Os principais poetas desse período foram Haim Nachman Bialik (1873-1934) e Saul Tchernichovsky (1875-1943). Ambos imigraram para a Palestina no início do século XX.
A obra de Bialik, que reflete o seu comprometimento com a ideia do
renascimento nacional e rejeita a viabilidade da vida judaica na Europa
Oriental, inclui longos poemas épicos sobre acontecimentos da história
judaica, além da poesia lírica cujos temas são o amor e a natureza.

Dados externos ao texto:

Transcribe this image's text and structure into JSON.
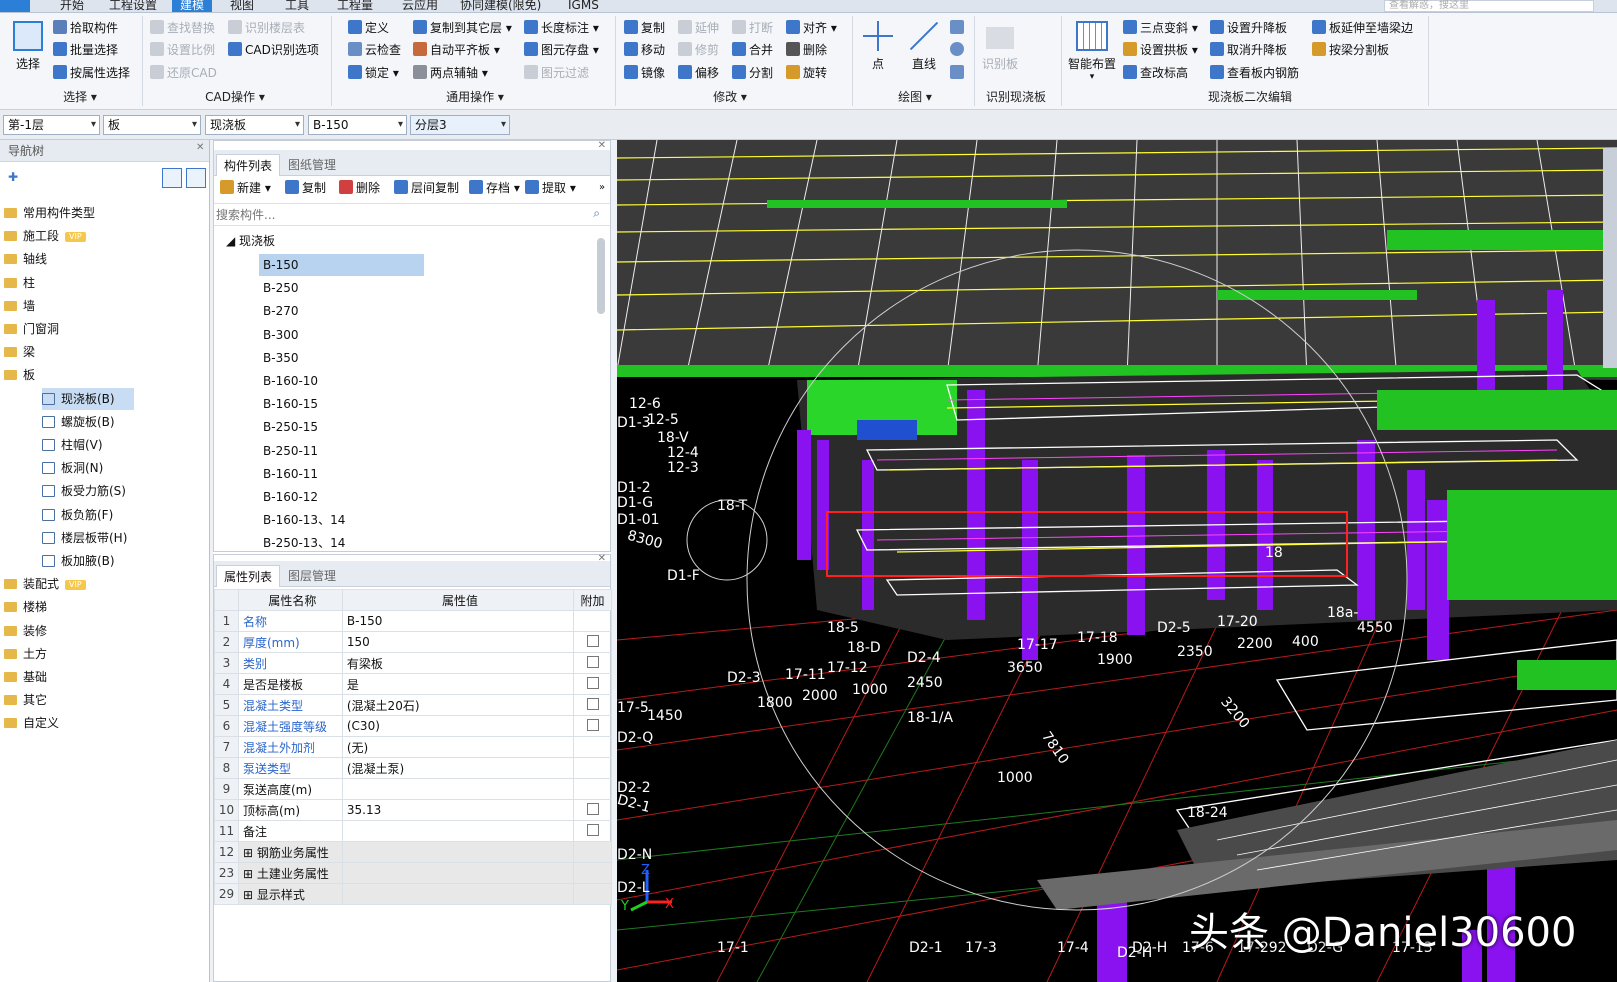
{
  "menubar": {
    "tabs": [
      "开始",
      "工程设置",
      "建模",
      "视图",
      "工具",
      "工程量",
      "云应用",
      "协同建模(限免)",
      "IGMS"
    ],
    "active_tab": "建模",
    "search_placeholder": "查看解惑，搜这里"
  },
  "ribbon": {
    "select_group": {
      "big": "选择",
      "items": [
        "拾取构件",
        "批量选择",
        "按属性选择"
      ],
      "label": "选择"
    },
    "cad_group": {
      "items": [
        "查找替换",
        "识别楼层表",
        "设置比例",
        "CAD识别选项",
        "还原CAD"
      ],
      "label": "CAD操作"
    },
    "general_group": {
      "items": [
        "定义",
        "复制到其它层",
        "长度标注",
        "云检查",
        "自动平齐板",
        "图元存盘",
        "锁定",
        "两点辅轴",
        "图元过滤"
      ],
      "label": "通用操作"
    },
    "modify_group": {
      "items": [
        "复制",
        "延伸",
        "打断",
        "对齐",
        "移动",
        "修剪",
        "合并",
        "删除",
        "镜像",
        "偏移",
        "分割",
        "旋转"
      ],
      "label": "修改"
    },
    "draw_group": {
      "items": [
        "点",
        "直线"
      ],
      "label": "绘图"
    },
    "identify_group": {
      "items": [
        "识别板"
      ],
      "label": "识别现浇板"
    },
    "edit_group": {
      "big": "智能布置",
      "items": [
        "三点变斜",
        "设置升降板",
        "板延伸至墙梁边",
        "设置拱板",
        "取消升降板",
        "按梁分割板",
        "查改标高",
        "查看板内钢筋"
      ],
      "label": "现浇板二次编辑"
    }
  },
  "combos": [
    "第-1层",
    "板",
    "现浇板",
    "B-150",
    "分层3"
  ],
  "nav": {
    "title": "导航树",
    "folders": [
      "常用构件类型",
      "施工段",
      "轴线",
      "柱",
      "墙",
      "门窗洞",
      "梁",
      "板",
      "装配式",
      "楼梯",
      "装修",
      "土方",
      "基础",
      "其它",
      "自定义"
    ],
    "vip_label": "VIP",
    "board_children": [
      "现浇板(B)",
      "螺旋板(B)",
      "柱帽(V)",
      "板洞(N)",
      "板受力筋(S)",
      "板负筋(F)",
      "楼层板带(H)",
      "板加腋(B)"
    ]
  },
  "component_list": {
    "tabs": [
      "构件列表",
      "图纸管理"
    ],
    "toolbar": [
      "新建",
      "复制",
      "删除",
      "层间复制",
      "存档",
      "提取"
    ],
    "search_placeholder": "搜索构件...",
    "root": "现浇板",
    "items": [
      "B-150",
      "B-250",
      "B-270",
      "B-300",
      "B-350",
      "B-160-10",
      "B-160-15",
      "B-250-15",
      "B-250-11",
      "B-160-11",
      "B-160-12",
      "B-160-13、14",
      "B-250-13、14"
    ],
    "selected": "B-150"
  },
  "properties": {
    "tabs": [
      "属性列表",
      "图层管理"
    ],
    "headers": [
      "属性名称",
      "属性值",
      "附加"
    ],
    "rows": [
      {
        "num": "1",
        "name": "名称",
        "value": "B-150",
        "blue": true,
        "check": false
      },
      {
        "num": "2",
        "name": "厚度(mm)",
        "value": "150",
        "blue": true,
        "check": true
      },
      {
        "num": "3",
        "name": "类别",
        "value": "有梁板",
        "blue": true,
        "check": true
      },
      {
        "num": "4",
        "name": "是否是楼板",
        "value": "是",
        "blue": false,
        "check": true
      },
      {
        "num": "5",
        "name": "混凝土类型",
        "value": "(混凝土20石)",
        "blue": true,
        "check": true
      },
      {
        "num": "6",
        "name": "混凝土强度等级",
        "value": "(C30)",
        "blue": true,
        "check": true
      },
      {
        "num": "7",
        "name": "混凝土外加剂",
        "value": "(无)",
        "blue": true,
        "check": false
      },
      {
        "num": "8",
        "name": "泵送类型",
        "value": "(混凝土泵)",
        "blue": true,
        "check": false
      },
      {
        "num": "9",
        "name": "泵送高度(m)",
        "value": "",
        "blue": false,
        "check": false
      },
      {
        "num": "10",
        "name": "顶标高(m)",
        "value": "35.13",
        "blue": false,
        "check": true
      },
      {
        "num": "11",
        "name": "备注",
        "value": "",
        "blue": false,
        "check": true
      },
      {
        "num": "12",
        "name": "钢筋业务属性",
        "value": "",
        "blue": false,
        "check": false,
        "group": true
      },
      {
        "num": "23",
        "name": "土建业务属性",
        "value": "",
        "blue": false,
        "check": false,
        "group": true
      },
      {
        "num": "29",
        "name": "显示样式",
        "value": "",
        "blue": false,
        "check": false,
        "group": true
      }
    ]
  },
  "viewport": {
    "labels": [
      "D1-3",
      "12-6",
      "12-5",
      "18-V",
      "12-4",
      "12-3",
      "D1-2",
      "D1-G",
      "D1-01",
      "18-T",
      "8300",
      "D1-F",
      "18-D",
      "18-5",
      "17-17",
      "17-18",
      "D2-5",
      "17-20",
      "2200",
      "400",
      "18a-",
      "4550",
      "1900",
      "2350",
      "3650",
      "D2-4",
      "17-11",
      "17-12",
      "2000",
      "1000",
      "2450",
      "18-1/A",
      "17-5",
      "D2-3",
      "1450",
      "1800",
      "D2-Q",
      "7810",
      "1000",
      "D2-2",
      "D2-1",
      "18-24",
      "D2-N",
      "D2-L",
      "D2-H",
      "17-1",
      "D2-1",
      "17-3",
      "17-4",
      "D2-H",
      "17-6",
      "17-292",
      "D2-G",
      "17-13",
      "18",
      "3200"
    ],
    "axis_labels": [
      "Z",
      "X",
      "Y"
    ]
  },
  "watermark": "头条 @Daniel30600"
}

Bialik, conhecido como o "poeta nacional" ou "poeta do renascimento
hebraico", forjou uma nova linguagem poética, libertando-se da
influência bíblica dos seus predecessores, mas mantendo a estrutura
clássica e a clareza de expressão nos seus versos ricos, eruditos e
contemporâneos. Os seus poemas, frequentemente escritos para crianças,
são estudados por gerações de alunos israelitas.
A poesia de Tchernichovsky abrange poemas líricos, épicos, baladas e
alegorias. Ele procurava corrigir o mundo judaico, criando um espírito
de orgulho e dignidade pessoais e uma consciencialização mais profunda
da natureza e da beleza. A sua linguagem demonstra afinidade com o
hebraico rabínico e é diferente do vocabulário de Bialik, que integra a
influência bíblica com a linguagem coloquial da época. Bialik e
Tchernichovsky representam a transição do antigo para o moderno na
poesia hebraica.
Avraham Shlonsky, Natan Alterman, Lea Goldberg e Uri Zvi Greenberg
são os principais representantes da segunda geração de poetas, surgida
nos anos anteriores ao estabelecimento do Estado e imediatamente depois.

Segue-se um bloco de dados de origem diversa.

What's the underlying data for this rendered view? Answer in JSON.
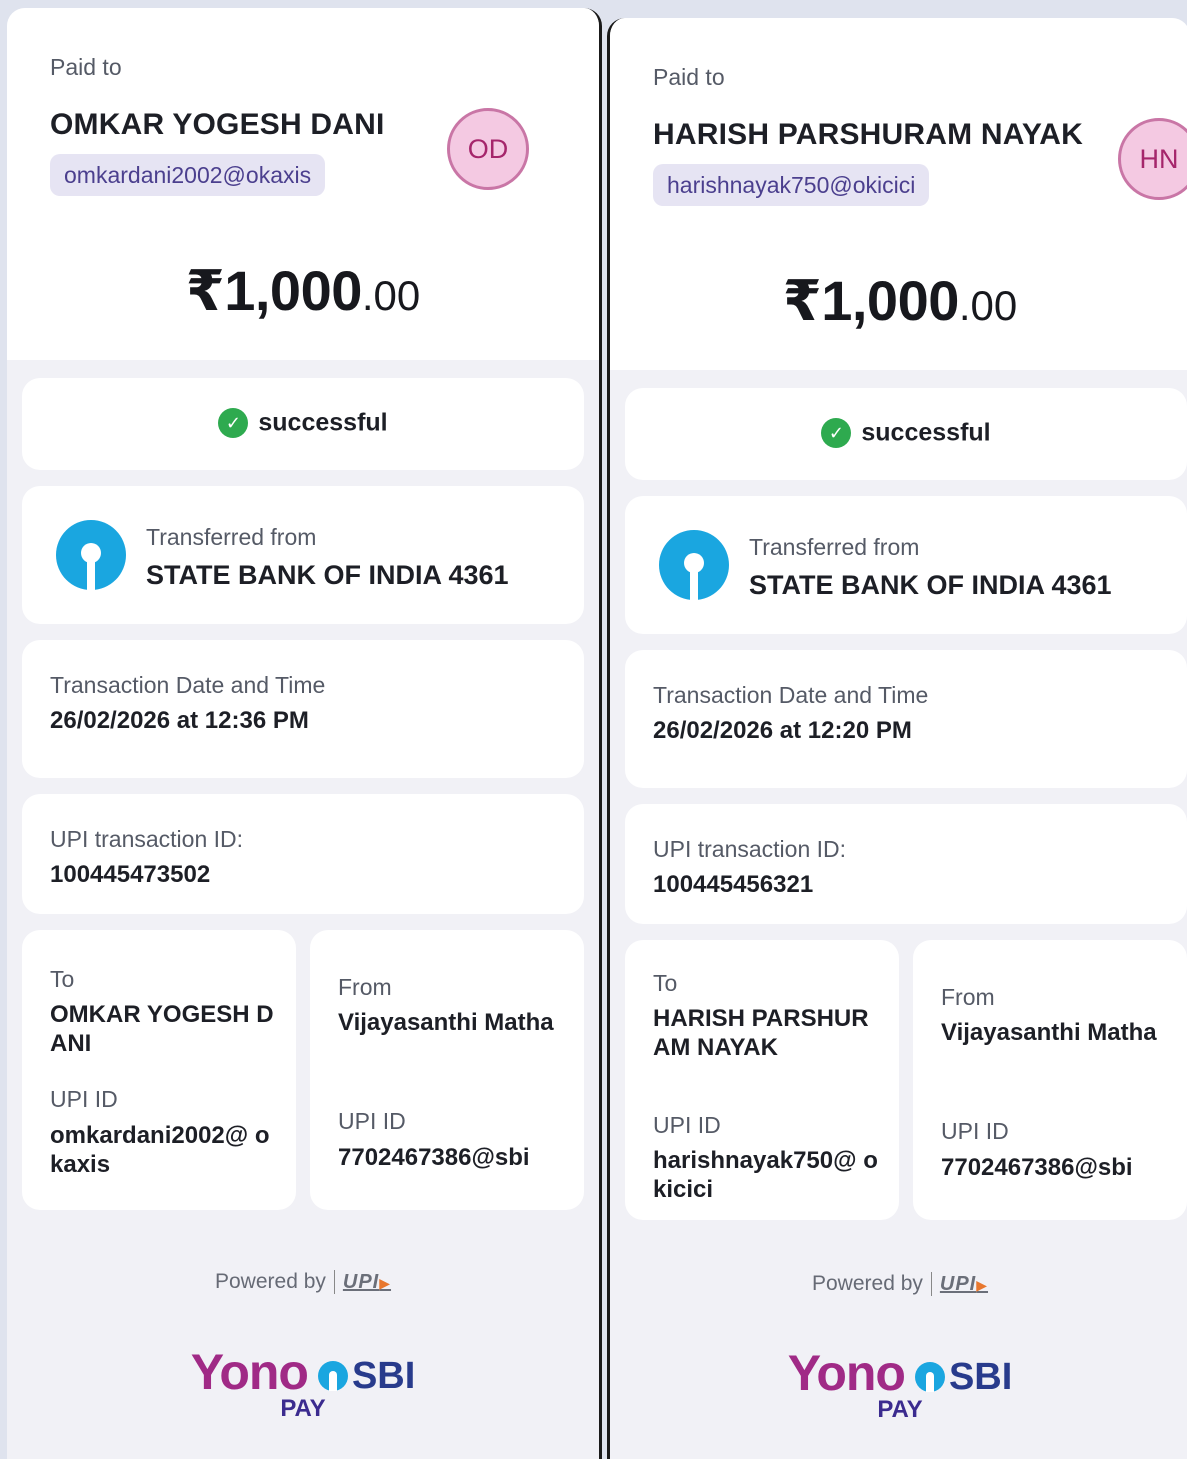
{
  "receipts": [
    {
      "paid_to_label": "Paid to",
      "payee_name": "OMKAR YOGESH DANI",
      "payee_upi": "omkardani2002@okaxis",
      "avatar_initials": "OD",
      "amount_main": "₹1,000",
      "amount_decimal": ".00",
      "status_text": "successful",
      "status_icon": "check-circle-icon",
      "transferred_from_label": "Transferred from",
      "bank_name": "STATE BANK OF INDIA 4361",
      "date_label": "Transaction Date and Time",
      "date_value": "26/02/2026 at 12:36 PM",
      "txn_id_label": "UPI transaction ID:",
      "txn_id_value": "100445473502",
      "to_label": "To",
      "to_name": "OMKAR YOGESH DANI",
      "to_upi_label": "UPI ID",
      "to_upi_value": "omkardani2002@ okaxis",
      "from_label": "From",
      "from_name": "Vijayasanthi Matha",
      "from_upi_label": "UPI ID",
      "from_upi_value": "7702467386@sbi",
      "powered_by": "Powered by",
      "upi_logo_text": "UPI",
      "brand_yono": "Yono",
      "brand_sbi": "SBI",
      "brand_pay": "PAY"
    },
    {
      "paid_to_label": "Paid to",
      "payee_name": "HARISH PARSHURAM NAYAK",
      "payee_upi": "harishnayak750@okicici",
      "avatar_initials": "HN",
      "amount_main": "₹1,000",
      "amount_decimal": ".00",
      "status_text": "successful",
      "status_icon": "check-circle-icon",
      "transferred_from_label": "Transferred from",
      "bank_name": "STATE BANK OF INDIA 4361",
      "date_label": "Transaction Date and Time",
      "date_value": "26/02/2026 at 12:20 PM",
      "txn_id_label": "UPI transaction ID:",
      "txn_id_value": "100445456321",
      "to_label": "To",
      "to_name": "HARISH PARSHURAM NAYAK",
      "to_upi_label": "UPI ID",
      "to_upi_value": "harishnayak750@ okicici",
      "from_label": "From",
      "from_name": "Vijayasanthi Matha",
      "from_upi_label": "UPI ID",
      "from_upi_value": "7702467386@sbi",
      "powered_by": "Powered by",
      "upi_logo_text": "UPI",
      "brand_yono": "Yono",
      "brand_sbi": "SBI",
      "brand_pay": "PAY"
    }
  ],
  "colors": {
    "accent_purple": "#4b3f8e",
    "avatar_bg": "#f4c9e2",
    "success_green": "#2eaa4f",
    "sbi_blue": "#1aa6e0",
    "yono_magenta": "#a02a86"
  }
}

Shlonsky utilizava séries de imagens e invenções linguísticas, tanto
nas suas obras poéticas como nas suas traduções de clássicos da poesia,
principalmente russa. Os trabalhos de Alterman, muitos dos quais se
destacam pelo seu carácter político, acompanham todos os estágios do
desenvolvimento da comunidade judaica e caracterizam-se pela riqueza de
linguagem e variedade de formas, tonalidade e ritmo das imagens e
metáforas. Goldberg ampliou o espectro do lirismo em poemas que falam da
cidade, da natureza e do ser humano em busca de amor, contacto e
atenção. Greenberg, na sua poesia cheia de desespero e ira, usava
imagens violentas e um estilo poderoso, abordando sobretudo temas
nacionalistas e o impacto do Holocausto. Este grupo de poetas foi o
primeiro a introduzir o ritmo do hebraico coloquial na poesia. Eles
fizeram renascer velhas expressões e cunharam outras novas, dando ao
idioma milenário uma nova flexibilidade e riqueza.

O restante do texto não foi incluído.